Diplomatas dos EUA se retiram durante discurso de Ahmadinejad na ONU

Mahmoud Ahmadinejad durante pronunciamento na ONU
Image caption Ahmadinejad sugeriu 'conspiração americana' no 11 de Setembro

Diplomatas dos Estados Unidos e de outros países se retiraram do debate na Assembleia Geral da ONU nesta quinta-feira, depois de o presidente do Irã, Mahmoud Ahmadinejad, ter sugerido em um discurso que os ataques de 11 de setembro de 2001 possam ter sido uma conspiração americana.

Em seu pronunciamento na 65ª Sessão da Assembleia Geral da ONU, em Nova York - local dos ataques de nove anos atrás -, Ahmadinejad disse que uma das teorias sobre o atentado é de que "alguns setores dentro do governo americano orquestraram o ataque".

"A maioria do povo americano, assim como muitas nações e políticos em todo o mundo, concordam com essa visão", disse o líder iraniano.

Ahmadinejad disse que queria propor a criação de um "grupo independente" para analisar o episódio do 11 de Setembro e "garantir que visões diferentes não sejam banidas da discussão no futuro".

O presidente disse ainda que sente muito pelos quase 3 mil mortos nos atentados, mas comparou o número de vítimas com os "centenas de milhares de mortos e milhões de feridos" nas guerras no Iraque e no Afeganistão.

Ahmadinejad também convidou especialistas, pesquisadores e institutos de pesquisas a participar de um encontro que o Irã vai promover para analisar o terrorismo e as maneiras de enfrentar o problema.

Programa nuclear

Antes mesmo da retirada das delegações em protesto, o discurso do líder iraniano estava um pouco esvaziado, já que muitas delegações participavam de uma reunião de cúpula no Conselho de Segurança, realizada no mesmo horário, para discutir o papel do órgão na manutenção da segurança e da paz mundial.

A presença de Ahmadinejad também provocou alguns protestos nas ruas próximas a ONU.

Em seu discurso, o presidente disse que seu país está pronto para voltar negociar seu programa nuclear. "O Irã sempre esteve pronto para o diálogo baseado no respeito e na Justiça", afirmou.

Pela manhã, o presidente americano, Barack Obama havia dito que os Estados Unidos e a comunidade internacional buscam uma solução para as diferenças com o Irã e que "a porta da diplomacia permanece aberta, caso o Irã decida atravessá-la".

Na quarta-feira, as potências que discutem a questão nuclear iraniana, reunidas no grupo chamado P5+1, já haviam divulgado uma declaração conjunta afirmando que quer o Irã de volta à mesa de negociações.

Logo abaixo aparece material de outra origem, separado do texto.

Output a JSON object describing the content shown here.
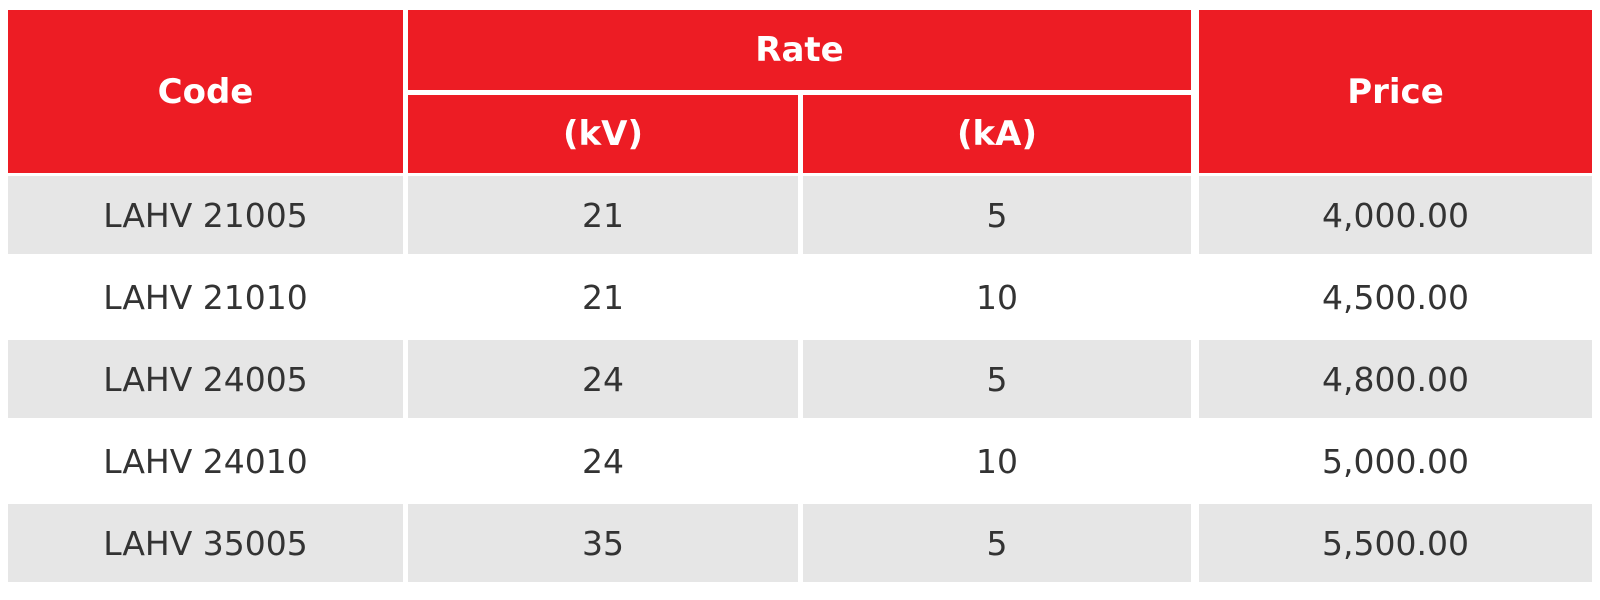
{
  "table": {
    "header": {
      "code": "Code",
      "rate": "Rate",
      "kv": "(kV)",
      "ka": "(kA)",
      "price": "Price"
    },
    "rows": [
      [
        "LAHV 21005",
        "21",
        "5",
        "4,000.00"
      ],
      [
        "LAHV 21010",
        "21",
        "10",
        "4,500.00"
      ],
      [
        "LAHV 24005",
        "24",
        "5",
        "4,800.00"
      ],
      [
        "LAHV 24010",
        "24",
        "10",
        "5,000.00"
      ],
      [
        "LAHV 35005",
        "35",
        "5",
        "5,500.00"
      ]
    ]
  }
}
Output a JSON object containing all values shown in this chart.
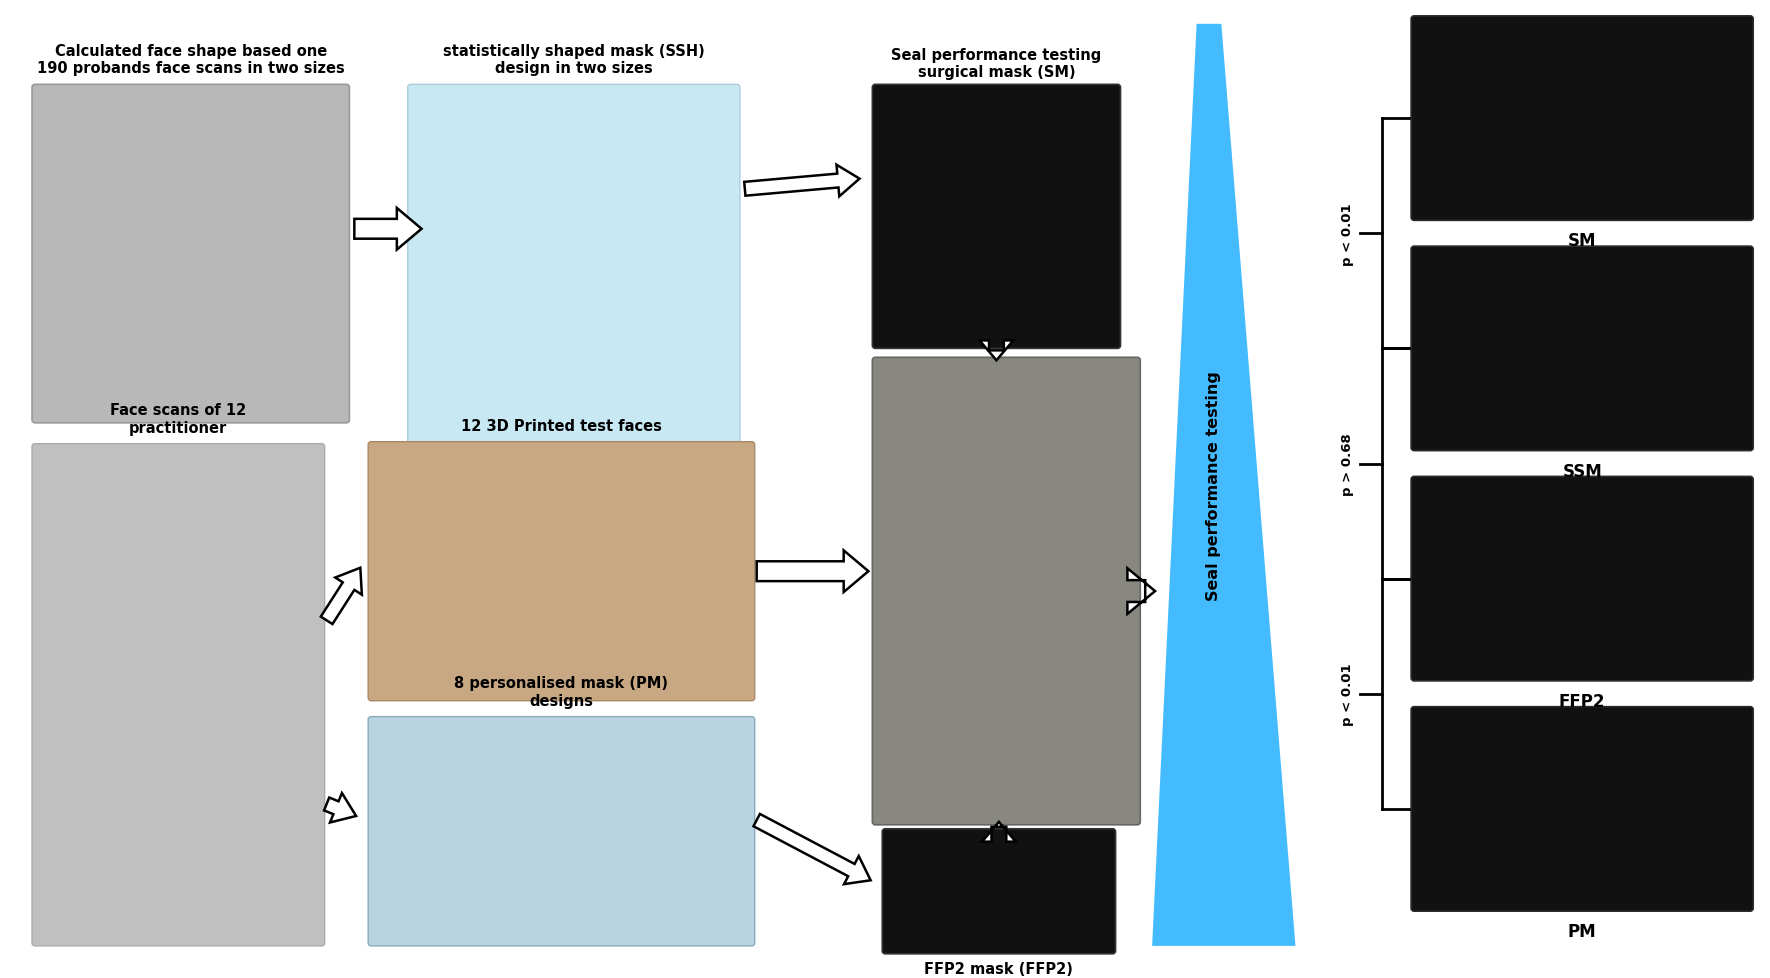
{
  "background_color": "#ffffff",
  "triangle_color": "#44bbff",
  "labels": {
    "top_left_title": "Calculated face shape based one\n190 probands face scans in two sizes",
    "top_mid_title": "statistically shaped mask (SSH)\ndesign in two sizes",
    "top_right_title": "Seal performance testing\nsurgical mask (SM)",
    "mid_left_title": "Face scans of 12\npractitioner",
    "mid_mid_title": "12 3D Printed test faces",
    "bot_mid_title": "8 personalised mask (PM)\ndesigns",
    "bot_right_title": "FFP2 mask (FFP2)",
    "seal_label": "Seal performance testing",
    "mask_labels": [
      "SM",
      "SSM",
      "FFP2",
      "PM"
    ],
    "p_values": [
      "p < 0.01",
      "p > 0.68",
      "p < 0.01"
    ]
  },
  "fig_w": 17.7,
  "fig_h": 9.79,
  "dpi": 100
}
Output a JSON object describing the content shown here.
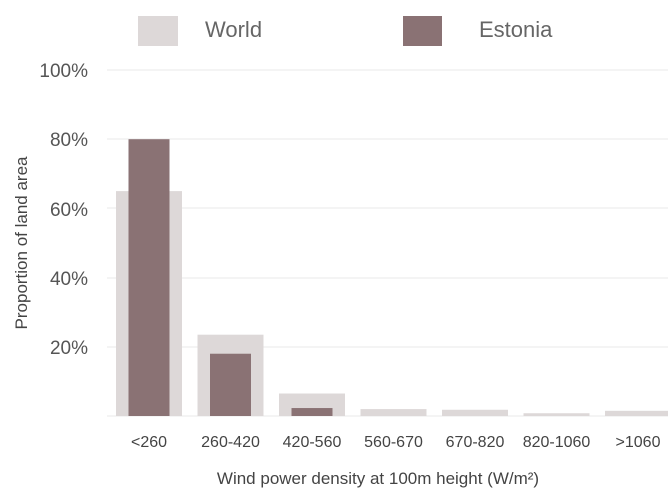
{
  "chart_data": {
    "type": "bar",
    "title": "",
    "xlabel": "Wind power density at 100m height (W/m²)",
    "ylabel": "Proportion of land area",
    "ylim": [
      0,
      100
    ],
    "yticks": [
      "20%",
      "40%",
      "60%",
      "80%",
      "100%"
    ],
    "grid": true,
    "legend_position": "top",
    "categories": [
      "<260",
      "260-420",
      "420-560",
      "560-670",
      "670-820",
      "820-1060",
      ">1060"
    ],
    "series": [
      {
        "name": "World",
        "color": "#ddd8d8",
        "values": [
          65,
          23.5,
          6.5,
          2,
          1.8,
          0.8,
          1.5
        ]
      },
      {
        "name": "Estonia",
        "color": "#8a7274",
        "values": [
          80,
          18,
          2.3,
          0,
          0,
          0,
          0
        ]
      }
    ]
  }
}
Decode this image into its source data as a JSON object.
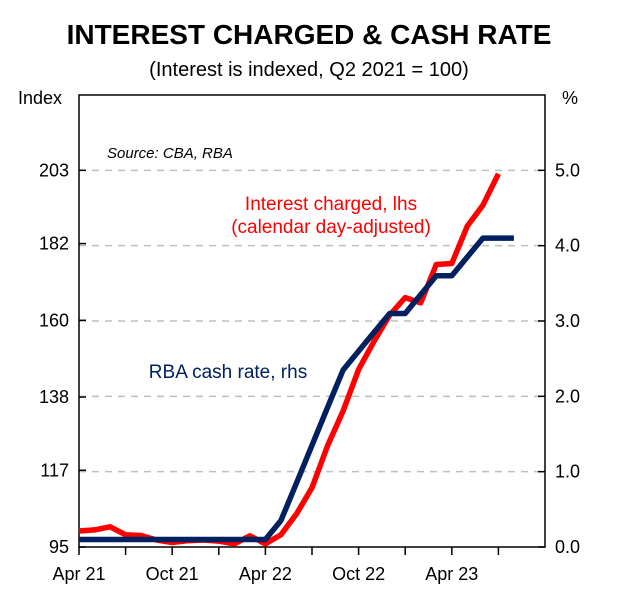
{
  "chart_data": {
    "type": "line",
    "title": "INTEREST CHARGED & CASH RATE",
    "subtitle": "(Interest is indexed, Q2 2021 = 100)",
    "source": "Source: CBA, RBA",
    "left_axis": {
      "unit_label": "Index",
      "ylim": [
        95,
        224.6
      ],
      "ticks": [
        95,
        117,
        138,
        160,
        182,
        203
      ],
      "tick_labels": [
        "95",
        "117",
        "138",
        "160",
        "182",
        "203"
      ]
    },
    "right_axis": {
      "unit_label": "%",
      "ylim": [
        0,
        6
      ],
      "ticks": [
        0,
        1,
        2,
        3,
        4,
        5
      ],
      "tick_labels": [
        "0.0",
        "1.0",
        "2.0",
        "3.0",
        "4.0",
        "5.0"
      ]
    },
    "x_axis": {
      "range": [
        0,
        30
      ],
      "ticks": [
        0,
        6,
        12,
        18,
        24
      ],
      "tick_labels": [
        "Apr 21",
        "Oct 21",
        "Apr 22",
        "Oct 22",
        "Apr 23"
      ],
      "minor_ticks": [
        3,
        9,
        15,
        21,
        27
      ]
    },
    "grid": "horizontal dashed",
    "series": [
      {
        "name": "Interest charged, lhs",
        "label_line2": "(calendar day-adjusted)",
        "axis": "left",
        "color": "#ff0000",
        "x": [
          0,
          1,
          2,
          3,
          4,
          5,
          6,
          7,
          8,
          9,
          10,
          11,
          12,
          13,
          14,
          15,
          16,
          17,
          18,
          19,
          20,
          21,
          22,
          23,
          24,
          25,
          26,
          27,
          28
        ],
        "y": [
          99.6,
          99.9,
          100.8,
          98.5,
          98.3,
          97.0,
          96.3,
          96.8,
          97.0,
          96.7,
          95.9,
          98.2,
          95.9,
          98.5,
          104.5,
          112.0,
          124.0,
          134.0,
          145.9,
          154.0,
          161.5,
          166.5,
          165.0,
          176.0,
          176.3,
          187.0,
          193.0,
          202.0,
          null
        ]
      },
      {
        "name": "RBA cash rate, rhs",
        "axis": "right",
        "color": "#002060",
        "x": [
          0,
          1,
          2,
          3,
          4,
          5,
          6,
          7,
          8,
          9,
          10,
          11,
          12,
          13,
          14,
          15,
          16,
          17,
          18,
          19,
          20,
          21,
          22,
          23,
          24,
          25,
          26,
          27,
          28
        ],
        "y": [
          0.1,
          0.1,
          0.1,
          0.1,
          0.1,
          0.1,
          0.1,
          0.1,
          0.1,
          0.1,
          0.1,
          0.1,
          0.1,
          0.35,
          0.85,
          1.35,
          1.85,
          2.35,
          2.6,
          2.85,
          3.1,
          3.1,
          3.35,
          3.6,
          3.6,
          3.85,
          4.1,
          4.1,
          4.1
        ]
      }
    ],
    "annotations": {
      "red_line1": "Interest charged, lhs",
      "red_line2": "(calendar day-adjusted)",
      "blue": "RBA cash rate, rhs"
    }
  },
  "colors": {
    "red": "#ff0000",
    "navy": "#002060",
    "grid": "#bfbfbf"
  }
}
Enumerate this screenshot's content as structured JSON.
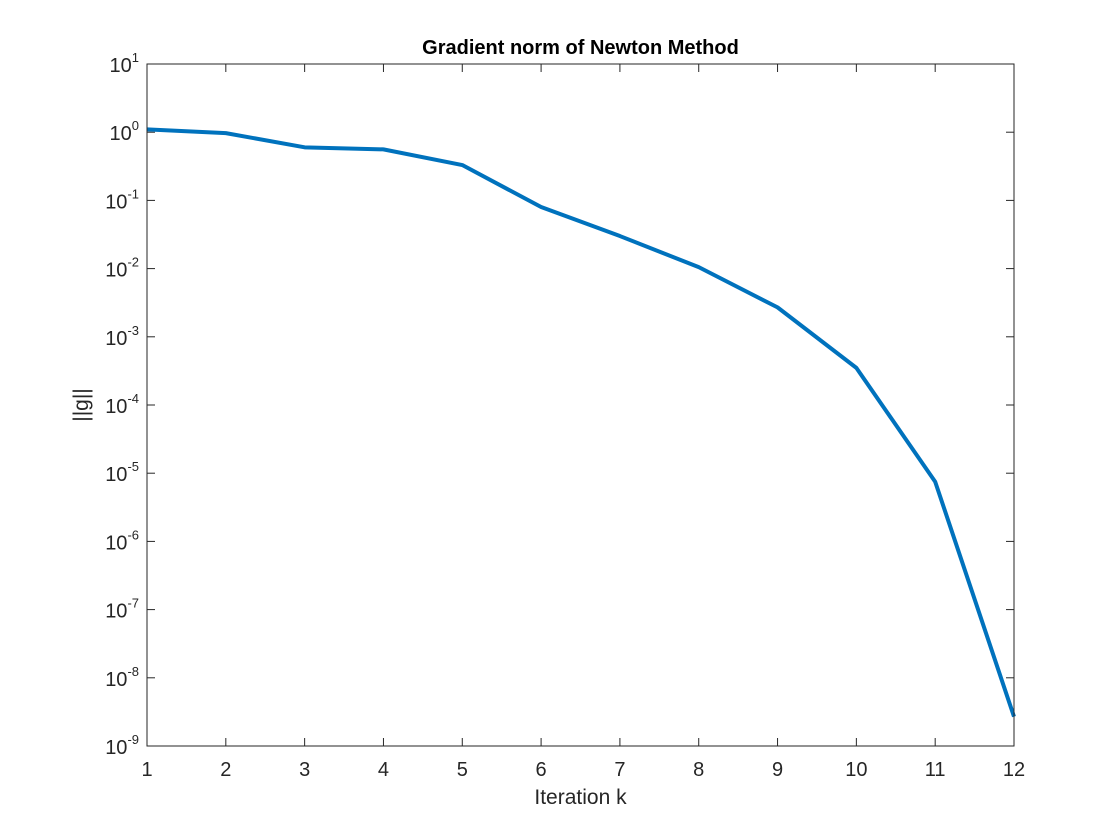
{
  "chart_data": {
    "type": "line",
    "title": "Gradient norm of Newton Method",
    "xlabel": "Iteration k",
    "ylabel": "||g||",
    "x": [
      1,
      2,
      3,
      4,
      5,
      6,
      7,
      8,
      9,
      10,
      11,
      12
    ],
    "series": [
      {
        "values": [
          1.1,
          0.97,
          0.6,
          0.56,
          0.33,
          0.08,
          0.03,
          0.0105,
          0.0027,
          0.00035,
          7.5e-06,
          2.7e-09
        ],
        "color": "#0072BD"
      }
    ],
    "xlim": [
      1,
      12
    ],
    "ylim": [
      1e-09,
      10
    ],
    "yscale": "log",
    "xticks": [
      1,
      2,
      3,
      4,
      5,
      6,
      7,
      8,
      9,
      10,
      11,
      12
    ],
    "yticks": [
      {
        "base": "10",
        "exp": "-9",
        "value": 1e-09
      },
      {
        "base": "10",
        "exp": "-8",
        "value": 1e-08
      },
      {
        "base": "10",
        "exp": "-7",
        "value": 1e-07
      },
      {
        "base": "10",
        "exp": "-6",
        "value": 1e-06
      },
      {
        "base": "10",
        "exp": "-5",
        "value": 1e-05
      },
      {
        "base": "10",
        "exp": "-4",
        "value": 0.0001
      },
      {
        "base": "10",
        "exp": "-3",
        "value": 0.001
      },
      {
        "base": "10",
        "exp": "-2",
        "value": 0.01
      },
      {
        "base": "10",
        "exp": "-1",
        "value": 0.1
      },
      {
        "base": "10",
        "exp": "0",
        "value": 1
      },
      {
        "base": "10",
        "exp": "1",
        "value": 10
      }
    ],
    "grid": false,
    "box": true
  }
}
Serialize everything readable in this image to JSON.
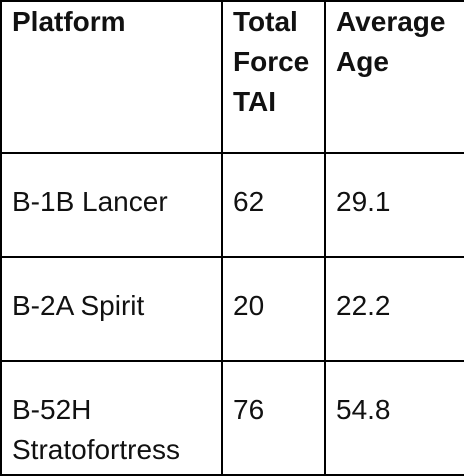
{
  "table": {
    "header": [
      "Platform",
      "Total Force TAI",
      "Average Age"
    ],
    "rows": [
      [
        "B-1B Lancer",
        "62",
        "29.1"
      ],
      [
        "B-2A Spirit",
        "20",
        "22.2"
      ],
      [
        "B-52H Stratofortress",
        "76",
        "54.8"
      ]
    ]
  }
}
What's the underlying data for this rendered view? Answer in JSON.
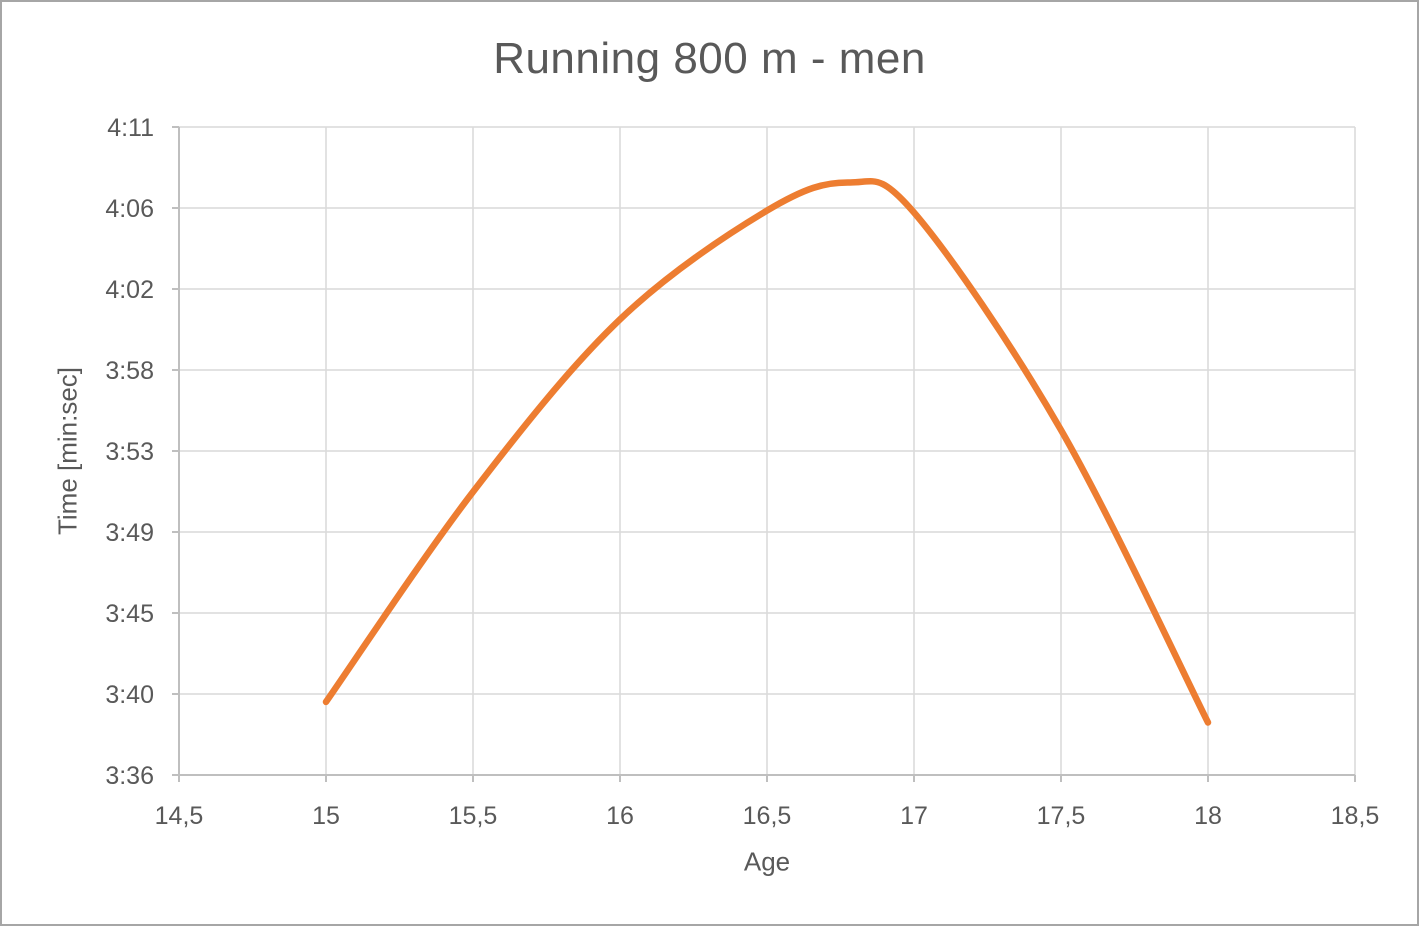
{
  "colors": {
    "accent": "#ED7D31",
    "grid": "#D9D9D9",
    "axis": "#BFBFBF",
    "text": "#595959",
    "border": "#A6A6A6",
    "background": "#FFFFFF"
  },
  "chart_data": {
    "type": "line",
    "title": "Running 800 m - men",
    "xlabel": "Age",
    "ylabel": "Time [min:sec]",
    "grid": true,
    "legend": "none",
    "xlim": [
      14.5,
      18.5
    ],
    "ylim_seconds": [
      216,
      250.56
    ],
    "x_ticks": [
      {
        "label": "14,5",
        "value": 14.5
      },
      {
        "label": "15",
        "value": 15
      },
      {
        "label": "15,5",
        "value": 15.5
      },
      {
        "label": "16",
        "value": 16
      },
      {
        "label": "16,5",
        "value": 16.5
      },
      {
        "label": "17",
        "value": 17
      },
      {
        "label": "17,5",
        "value": 17.5
      },
      {
        "label": "18",
        "value": 18
      },
      {
        "label": "18,5",
        "value": 18.5
      }
    ],
    "y_ticks": [
      {
        "label": "4:11",
        "seconds": 250.56
      },
      {
        "label": "4:06",
        "seconds": 246.24
      },
      {
        "label": "4:02",
        "seconds": 241.92
      },
      {
        "label": "3:58",
        "seconds": 237.6
      },
      {
        "label": "3:53",
        "seconds": 233.28
      },
      {
        "label": "3:49",
        "seconds": 228.96
      },
      {
        "label": "3:45",
        "seconds": 224.64
      },
      {
        "label": "3:40",
        "seconds": 220.32
      },
      {
        "label": "3:36",
        "seconds": 216.0
      }
    ],
    "series": [
      {
        "name": "Running 800 m - men",
        "color": "#ED7D31",
        "smooth": true,
        "points": [
          {
            "age": 15,
            "time": "3:39.9",
            "seconds": 219.9
          },
          {
            "age": 15.5,
            "time": "3:51.1",
            "seconds": 231.1
          },
          {
            "age": 16,
            "time": "4:00.3",
            "seconds": 240.3
          },
          {
            "age": 16.5,
            "time": "4:06.1",
            "seconds": 246.1
          },
          {
            "age": 16.78,
            "time": "4:07.6",
            "seconds": 247.6
          },
          {
            "age": 17,
            "time": "4:06.0",
            "seconds": 246.0
          },
          {
            "age": 17.5,
            "time": "3:54.4",
            "seconds": 234.4
          },
          {
            "age": 18,
            "time": "3:38.8",
            "seconds": 218.8
          }
        ]
      }
    ]
  }
}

No entanto, o grupo disse que não pretende suspender as sanções contra o país até que Teerã prove que seu programa nuclear é pacífico.

Ahmadinejad disse que aqueles que tratam a questão com "intimidações e sanções" estão destruindo "o que resta de credibilidade no Conselho de Segurança".

Acordo

A questão nuclear iraniana tem sido tema de vários encontros bilaterais em Nova York.

O Irã é alvo de sanções aprovadas pelo Conselho de Segurança para pressionar o país a interromper seu programa de enriquecimento de urânio. A quarta rodada de sanções foi aprovada em junho deste ano, apesar de voto contrário do Brasil.

Em maio, Brasil e Turquia haviam obtido um acordo com Teerã, na tentativa de evitar as sanções e buscar uma solução negociada para a questão.

O acordo, porém, foi rejeitado pelos Estados Unidos e seus aliados, que temem que o Irã planeje secretamente desenvolver armas nucleares.

Nesta quinta-feira, Ahmadinejad disse que o acordo ainda é válido e era resultado da "admirável boa vontade dos governos do Brasil e da Turquia".

Na quarta-feira, o presidente iraniano se reuniu com o chanceler brasileiro a portas fechadas. Em seu discurso na abertura da Assembleia Geral, pela manhã, Amorim já havia defendido o acordo obtido pelo Brasil.

"A despeito das sanções, ainda temos esperança de que a lógica do diálogo e do entendimento prevaleça", disse o ministro.

O presidente iraniano voltou a afirmar que o programa nuclear de seu país é pacífico e criticou as potências nucleares que proíbem outras nações de desenvolver esse tipo de energia, ao mesmo tempo que mantêm e aumentam seus arsenais.

Ahmadinejad disse que 2011 deve ser o ano do desarmamento nuclear e da energia nuclear para todos, e armas nucleares para ninguém.

O líder iraniano disse ainda que o poder de veto no Conselho de Segurança deve ser revogado e que a Assembleia Geral deveria ser a mais alta instância na ONU.